Quelques instants plus tard, des cris s’élèvent. Un jeune adolescent qui n’a pas payé son billet refuse de descendre au prochain arrêt. Le contrôleur a beau lui expliquer le règlement, en vain. "Il faut absolument que j’arrive à temps à Sidi Kacem. Mon père m’attend. Je n’ai pas l’argent pour payer le ticket", dit-il, les yeux gonflés de larmes. Une dame met fin à cette situation en offrant au jeune homme le fameux billet.
De retour à mon compartiment, je constate que ma chaise n’est plus vide. "Qui va à la chasse perd sa place", me taquine Faïza.
Dans le couloir, il est difficile de circuler. J’essaie de regarder par la fenêtre. Le paysage est on ne peut plus magnifique. La forêt de Maamora défile sous mes yeux, m’offrant un spectacle splendide. Les arbres sont alignés les uns à côté des autres selon un agencement parfait. Malheureusement, cette belle étendue de chênes située entre Rabat et Kenitra est menacée par les bûcherons clandestins.
Le train s’arrête à Kenitra. On me bouscule de part et d’autre. D'un coup, les couloirs se vident. Je retrouve ma place à côté de Faïza. Hatim est en train de réviser calmement ses leçons. "Il a pris l’habitude de faire ses devoirs en train", me dit Faïza.
![]() L'encombrement des trains et la faible durée des arrêts font que les passagers doivent se battre pour atteindre les portes lorsqu'ils sont arrivés à destination. |
Après cinq minutes, le train redémarre. A 8h55, il arrive à Sidi Kacem. Ceux qui vont à Tanger se précipitent pour descendre et prendre un autre train. D’autres passagers prennent place à mes côtés.
Quelques minutes plus tard, j’ai tout le loisir d’admirer un paysage fait de verdure et de champs qui s’étendent à perte de vue, sous un soleil qui brille de toute sa splendeur. La période du labour a commencé, même si la pluie s'est faite rare. El Haj Ali s'inquiète de la sécheresse qui pourrait menacer le Maroc cette année.
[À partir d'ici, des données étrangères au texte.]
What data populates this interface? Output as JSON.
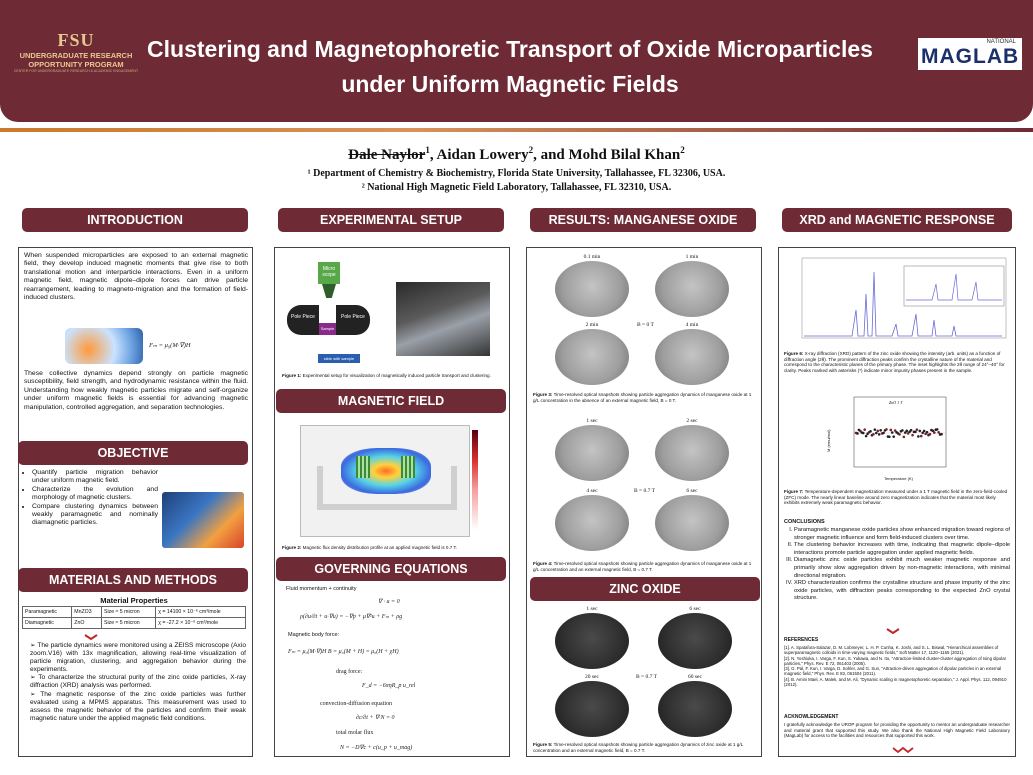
{
  "header": {
    "logo_mark": "FSU",
    "logo_line1": "UNDERGRADUATE RESEARCH",
    "logo_line2": "OPPORTUNITY PROGRAM",
    "logo_line3": "CENTER FOR UNDERGRADUATE RESEARCH & ACADEMIC ENGAGEMENT",
    "title_line1": "Clustering and Magnetophoretic Transport of Oxide Microparticles",
    "title_line2": "under Uniform Magnetic Fields",
    "maglab_national": "NATIONAL",
    "maglab_name": "MAGLAB"
  },
  "authors": {
    "first": "Dale Naylor",
    "first_sup": "1",
    "second": ", Aidan Lowery",
    "second_sup": "2",
    "third": ", and Mohd Bilal Khan",
    "third_sup": "2",
    "affil1": "¹ Department of Chemistry & Biochemistry, Florida State University, Tallahassee, FL 32306, USA.",
    "affil2": "² National High Magnetic Field Laboratory, Tallahassee, FL 32310, USA."
  },
  "intro": {
    "heading": "INTRODUCTION",
    "p1": "When suspended microparticles are exposed to an external magnetic field, they develop induced magnetic moments that give rise to both translational motion and interparticle interactions. Even in a uniform magnetic field, magnetic dipole–dipole forces can drive particle rearrangement, leading to magneto-migration and the formation of field-induced clusters.",
    "formula": "Fₘ = μ₀(M·∇)H",
    "p2": "These collective dynamics depend strongly on particle magnetic susceptibility, field strength, and hydrodynamic resistance within the fluid. Understanding how weakly magnetic particles migrate and self-organize under uniform magnetic fields is essential for advancing magnetic manipulation, controlled aggregation, and separation technologies."
  },
  "objective": {
    "heading": "OBJECTIVE",
    "items": [
      "Quantify particle migration behavior under uniform magnetic field.",
      "Characterize the evolution and morphology of magnetic clusters.",
      "Compare clustering dynamics between weakly paramagnetic and nominally diamagnetic particles."
    ]
  },
  "methods": {
    "heading": "MATERIALS AND METHODS",
    "table_title": "Material Properties",
    "rows": [
      [
        "Paramagnetic",
        "MnZO3",
        "Size ≈ 5 micron",
        "χ = 14100 × 10⁻⁶ cm³/mole"
      ],
      [
        "Diamagnetic",
        "ZnO",
        "Size ≈ 5 micron",
        "χ = -27.2 × 10⁻⁶ cm³/mole"
      ]
    ],
    "bullets": [
      "The particle dynamics were monitored using a ZEISS microscope (Axio zoom.V16) with 13x magnification, allowing real-time visualization of particle migration, clustering, and aggregation behavior during the experiments.",
      "To characterize the structural purity of the zinc oxide particles, X-ray diffraction (XRD) analysis was performed.",
      "The magnetic response of the zinc oxide particles was further evaluated using a MPMS apparatus. This measurement was used to assess the magnetic behavior of the particles and confirm their weak magnetic nature under the applied magnetic field conditions."
    ]
  },
  "setup": {
    "heading": "EXPERIMENTAL SETUP",
    "microscope": "Micro scope",
    "pole_left": "Pole Piece",
    "pole_right": "Pole Piece",
    "sample": "Sample",
    "slide": "slide with sample",
    "caption_label": "Figure 1:",
    "caption": " Experimental setup for visualization of magnetically induced particle transport and clustering."
  },
  "field": {
    "heading": "MAGNETIC FIELD",
    "caption_label": "Figure 2:",
    "caption": " Magnetic flux density distribution profile at an applied magnetic field is 0.7 T."
  },
  "equations": {
    "heading": "GOVERNING EQUATIONS",
    "l1": "Fluid momentum + continuity",
    "e1": "∇ · u = 0",
    "e2": "ρ(∂u/∂t + u·∇u) = −∇p + μ∇²u + Fₘ + ρg",
    "l2": "Magnetic body force:",
    "e3": "Fₘ = μ₀(M·∇)H          B = μ₀(M + H) = μ₀(H + χH)",
    "l3": "drag force:",
    "e4": "F_d = −6πηR_p u_rel",
    "l4": "convection-diffusion equation",
    "e5": "∂c/∂t + ∇·N = 0",
    "l5": "total molar flux",
    "e6": "N = −D∇c + c(u_p + u_mag)"
  },
  "mn": {
    "heading": "RESULTS: MANGANESE OXIDE",
    "labels_a": [
      "0.1 min",
      "1 min",
      "2 min",
      "4 min"
    ],
    "field_a": "B = 0 T",
    "cap3_label": "Figure 3:",
    "cap3": " Time-resolved optical snapshots showing particle aggregation dynamics of manganese oxide at 1 g/L concentration in the absence of an external magnetic field, B = 0 T.",
    "labels_b": [
      "1 sec",
      "2 sec",
      "4 sec",
      "6 sec"
    ],
    "field_b": "B = 0.7 T",
    "cap4_label": "Figure 4:",
    "cap4": " Time-resolved optical snapshots showing particle aggregation dynamics of manganese oxide at 1 g/L concentration and an external magnetic field, B = 0.7 T."
  },
  "zn": {
    "heading": "ZINC OXIDE",
    "labels": [
      "1 sec",
      "6 sec",
      "20 sec",
      "60 sec"
    ],
    "field": "B = 0.7 T",
    "cap5_label": "Figure 5:",
    "cap5": " Time-resolved optical snapshots showing particle aggregation dynamics of zinc oxide at 1 g/L concentration and an external magnetic field, B = 0.7 T."
  },
  "xrd": {
    "heading": "XRD and MAGNETIC RESPONSE",
    "cap6_label": "Figure 6:",
    "cap6": " X-ray diffraction (XRD) pattern of the zinc oxide showing the intensity (arb. units) as a function of diffraction angle (2θ). The prominent diffraction peaks confirm the crystalline nature of the material and correspond to the characteristic planes of the primary phase. The inset highlights the 2θ range of 24°–40° for clarity. Peaks marked with asterisks (*) indicate minor impurity phases present in the sample.",
    "m_axis": "M (emu/mol)",
    "t_axis": "Temperature (K)",
    "m_legend": "ZnO 1 T",
    "cap7_label": "Figure 7:",
    "cap7": " Temperature-dependent magnetization measured under a 1 T magnetic field in the zero-field-cooled (ZFC) mode. The nearly linear baseline around zero magnetization indicates that the material most likely exhibits extremely weak paramagnetic behavior.",
    "conclusions_heading": "CONCLUSIONS",
    "conclusions": [
      "Paramagnetic manganese oxide particles show enhanced migration toward regions of stronger magnetic influence and form field-induced clusters over time.",
      "The clustering behavior increases with time, indicating that magnetic dipole–dipole interactions promote particle aggregation under applied magnetic fields.",
      "Diamagnetic zinc oxide particles exhibit much weaker magnetic response and primarily show slow aggregation driven by non-magnetic interactions, with minimal directional migration.",
      "XRD characterization confirms the crystalline structure and phase impurity of the zinc oxide particles, with diffraction peaks corresponding to the expected ZnO crystal structure."
    ],
    "refs_heading": "REFERENCES",
    "refs": [
      "[1]. A. Spatafora-Salazar, D. M. Lobmeyer, L. H. P. Cunha, K. Joshi, and S. L. Biswal, \"Hierarchical assemblies of superparamagnetic colloids in time-varying magnetic fields,\" Soft Matter 17, 1120–1155 (2021).",
      "[2]. N. Yoshioka, I. Varga, F. Kun, S. Yukawa, and N. Ito, \"Attraction-limited cluster-cluster aggregation of Ising dipolar particles,\" Phys. Rev. E 72, 061403 (2005).",
      "[3]. G. Pal, F. Kun, I. Varga, D. Sohler, and G. Sun, \"Attraction-driven aggregation of dipolar particles in an external magnetic field,\" Phys. Rev. E 83, 061504 (2011).",
      "[4]. B. Amini Mael, A. Malek, and M. Ali, \"Dynamic scaling in magnetophoretic separation,\" J. Appl. Phys. 112, 094910 (2012)."
    ],
    "ack_heading": "ACKNOWLEDGEMENT",
    "ack": "I gratefully acknowledge the UROP program for providing the opportunity to mentor an undergraduate researcher and material grant that supported this study. We also thank the National High Magnetic Field Laboratory (MagLab) for access to the facilities and resources that supported this work."
  },
  "colors": {
    "maroon": "#6e2a35",
    "gold": "#c97a2a",
    "chevron": "#c0282a"
  }
}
Des bidonvilles et des constructions anarchiques apparaissent de temps en temps. D’ici quelques d’années, ce décor aura changé. Le Maroc ambitionne d’éradiquer totalement l’habitat insalubre d'ici 2008.
Le train arrive à Fez à 10h55, avec un retard de 20 minutes. Tous les passagers se dirigent, cette fois-ci dans un grand calme, vers la sortie. La ville de Fez les accueille à bras ouverts.
Ce reportage est le dernier d'une série de trois sur les voyages en train au Maghreb. Ces deux dernières semaines nous avaient déjà emmenés dans les chemins de fer algériens et nous avaient conduits de Tunis à la frontière algérienne.